L'area d'origine principale comprende la Campania (Caserta, Salerno, Napoli, Benevento), il Basso Lazio, il Foggiano e il Molise. È disponibile tutto l'anno, con un picco di qualità durante i mesi primaverili ed estivi.

Tipologia

Formaggio fresco a pasta filata molle da latte 100% bufalino.

Area d'origine principale

Campania (Caserta, Salerno, Napoli, Benevento), Basso Lazio, Foggia e Molise.

Stagionalità

Disponibile tutto l'anno, con un picco di qualità durante i mesi primaverili ed estivi.

Storia del prodotto

La presenza dei bufali nel Centro-Sud Italia risale al X-XII secolo, portati dai Re Normanni o giunti attraverso i commerci arabi. Il legame con terre come la Piana del Sele o la piana casertana fu immediato: la forza straordinaria di questi animali li rendeva gli unici in grado di pascolare e muoversi nelle zone acquitrinose dell'epoca.

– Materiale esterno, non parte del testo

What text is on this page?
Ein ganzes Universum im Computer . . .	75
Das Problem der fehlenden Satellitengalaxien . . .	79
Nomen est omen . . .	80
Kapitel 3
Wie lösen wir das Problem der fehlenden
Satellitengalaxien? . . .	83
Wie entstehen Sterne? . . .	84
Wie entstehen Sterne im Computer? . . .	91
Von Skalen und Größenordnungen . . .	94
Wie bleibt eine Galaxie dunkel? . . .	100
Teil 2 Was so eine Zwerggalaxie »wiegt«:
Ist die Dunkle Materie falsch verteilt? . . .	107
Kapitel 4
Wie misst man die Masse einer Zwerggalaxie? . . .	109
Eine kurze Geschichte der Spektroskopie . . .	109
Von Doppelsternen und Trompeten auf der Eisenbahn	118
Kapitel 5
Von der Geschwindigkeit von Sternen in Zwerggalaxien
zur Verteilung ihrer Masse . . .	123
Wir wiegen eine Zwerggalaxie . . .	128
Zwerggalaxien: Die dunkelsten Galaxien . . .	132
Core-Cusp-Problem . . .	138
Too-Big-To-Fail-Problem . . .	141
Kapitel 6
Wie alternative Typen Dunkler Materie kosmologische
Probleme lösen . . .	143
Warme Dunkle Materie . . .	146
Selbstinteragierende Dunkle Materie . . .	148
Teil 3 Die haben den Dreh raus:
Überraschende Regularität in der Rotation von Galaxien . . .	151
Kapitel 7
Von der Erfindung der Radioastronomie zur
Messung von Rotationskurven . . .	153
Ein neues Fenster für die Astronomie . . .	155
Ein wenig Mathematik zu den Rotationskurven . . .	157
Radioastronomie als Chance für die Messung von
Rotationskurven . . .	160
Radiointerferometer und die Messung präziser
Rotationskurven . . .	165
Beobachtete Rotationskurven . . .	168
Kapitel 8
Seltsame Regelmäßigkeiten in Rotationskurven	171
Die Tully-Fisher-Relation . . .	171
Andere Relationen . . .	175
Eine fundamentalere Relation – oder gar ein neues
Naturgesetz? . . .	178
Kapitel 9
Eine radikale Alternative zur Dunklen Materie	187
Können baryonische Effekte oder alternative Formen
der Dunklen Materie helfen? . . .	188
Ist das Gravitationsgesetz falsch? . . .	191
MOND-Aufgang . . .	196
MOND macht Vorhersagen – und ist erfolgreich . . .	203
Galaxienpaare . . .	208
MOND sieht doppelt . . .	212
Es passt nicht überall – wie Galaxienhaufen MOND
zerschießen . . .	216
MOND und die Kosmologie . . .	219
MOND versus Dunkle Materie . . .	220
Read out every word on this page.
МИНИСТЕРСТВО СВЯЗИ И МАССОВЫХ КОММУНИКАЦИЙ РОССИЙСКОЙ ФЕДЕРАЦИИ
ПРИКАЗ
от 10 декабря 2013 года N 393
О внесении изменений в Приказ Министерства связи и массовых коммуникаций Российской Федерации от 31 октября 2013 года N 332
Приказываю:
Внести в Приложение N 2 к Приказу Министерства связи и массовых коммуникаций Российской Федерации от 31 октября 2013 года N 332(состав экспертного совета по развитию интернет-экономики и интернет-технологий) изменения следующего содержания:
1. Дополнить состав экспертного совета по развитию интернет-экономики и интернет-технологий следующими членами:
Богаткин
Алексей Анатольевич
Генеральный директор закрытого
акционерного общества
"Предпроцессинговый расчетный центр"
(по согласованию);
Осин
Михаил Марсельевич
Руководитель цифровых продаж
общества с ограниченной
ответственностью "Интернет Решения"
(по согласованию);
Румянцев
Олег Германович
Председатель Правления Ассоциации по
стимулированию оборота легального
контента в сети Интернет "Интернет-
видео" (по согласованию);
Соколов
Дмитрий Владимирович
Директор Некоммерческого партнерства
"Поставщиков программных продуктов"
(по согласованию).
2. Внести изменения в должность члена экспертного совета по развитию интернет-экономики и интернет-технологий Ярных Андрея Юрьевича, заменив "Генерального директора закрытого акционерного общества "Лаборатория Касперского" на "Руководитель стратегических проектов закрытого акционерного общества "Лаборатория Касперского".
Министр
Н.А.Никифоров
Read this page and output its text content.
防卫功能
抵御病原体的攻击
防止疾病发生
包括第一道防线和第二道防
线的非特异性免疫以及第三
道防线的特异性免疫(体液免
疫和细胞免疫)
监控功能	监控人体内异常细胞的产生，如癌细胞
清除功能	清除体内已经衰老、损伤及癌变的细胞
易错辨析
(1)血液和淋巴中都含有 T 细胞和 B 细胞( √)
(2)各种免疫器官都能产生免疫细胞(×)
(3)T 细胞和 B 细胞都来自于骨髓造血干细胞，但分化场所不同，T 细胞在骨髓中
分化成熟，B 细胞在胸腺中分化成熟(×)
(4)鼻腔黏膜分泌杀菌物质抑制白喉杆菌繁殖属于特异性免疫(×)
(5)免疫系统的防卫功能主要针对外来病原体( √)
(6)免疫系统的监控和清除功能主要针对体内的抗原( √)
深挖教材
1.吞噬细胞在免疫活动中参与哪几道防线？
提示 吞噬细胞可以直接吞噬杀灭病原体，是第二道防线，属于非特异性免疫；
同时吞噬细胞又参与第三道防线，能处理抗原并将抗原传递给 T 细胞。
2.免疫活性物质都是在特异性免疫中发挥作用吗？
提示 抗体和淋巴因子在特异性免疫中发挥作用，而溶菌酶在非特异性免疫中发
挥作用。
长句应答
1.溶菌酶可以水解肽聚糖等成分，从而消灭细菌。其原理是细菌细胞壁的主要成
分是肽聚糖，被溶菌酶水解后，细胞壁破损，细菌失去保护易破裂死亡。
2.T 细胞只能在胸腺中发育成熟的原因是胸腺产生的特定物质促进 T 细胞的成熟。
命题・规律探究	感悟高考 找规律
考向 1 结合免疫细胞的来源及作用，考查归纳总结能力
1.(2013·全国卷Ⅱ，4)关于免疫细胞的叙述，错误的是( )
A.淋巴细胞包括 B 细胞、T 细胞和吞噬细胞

Le prime tracce storiche scritte risalgono al XII secolo, quando i monaci del monastero di San Lorenzo ad Aversa offrivano ai pellegrini un formaggio chiamato mozza o provatura. Il termine mozzarella appare invece per la prima volta in un testo ufficiale nel 1570, citato nel ricettario di Bartolomeo Scappi, cuoco della corte papale.

Per secoli è stata considerata un prodotto di nicchia, da consumare al momento poiché difficile da conservare prima dell'avvento della refrigerazione moderna.

Il prodotto in tavola

01

Consigli di degustazione

Non servire mai la mozzarella di bufala fredda di frigorifero: la bassa temperatura ne blocca gli aromi e irrigidisce la pasta. La temperatura ideale di degustazione è tra i 18 °C e i 20 °C. Se è stata in frigo, immergi la confezione ancora sigillata in una ciotola di acqua tiepida per circa 15-20 minuti prima di portarla in tavola.

02

Abbinamenti ideali

Si sposa magnificamente con grandi vini bianchi campani di buona struttura, come un Fiano di Avellino, un Asprinio d'Aversa o un Greco di Tufo. Nella variante affumicata, meglio un rosso giovane come un Piedirosso.

03

Utilizzi in cucina

Protagonista indiscussa della classica Caprese, con pomodori maturi, basilico fresco e un filo d'olio extravergine. Splende anche sulla pizza napoletana, lasciandola sgrondare per qualche ora prima di infornare.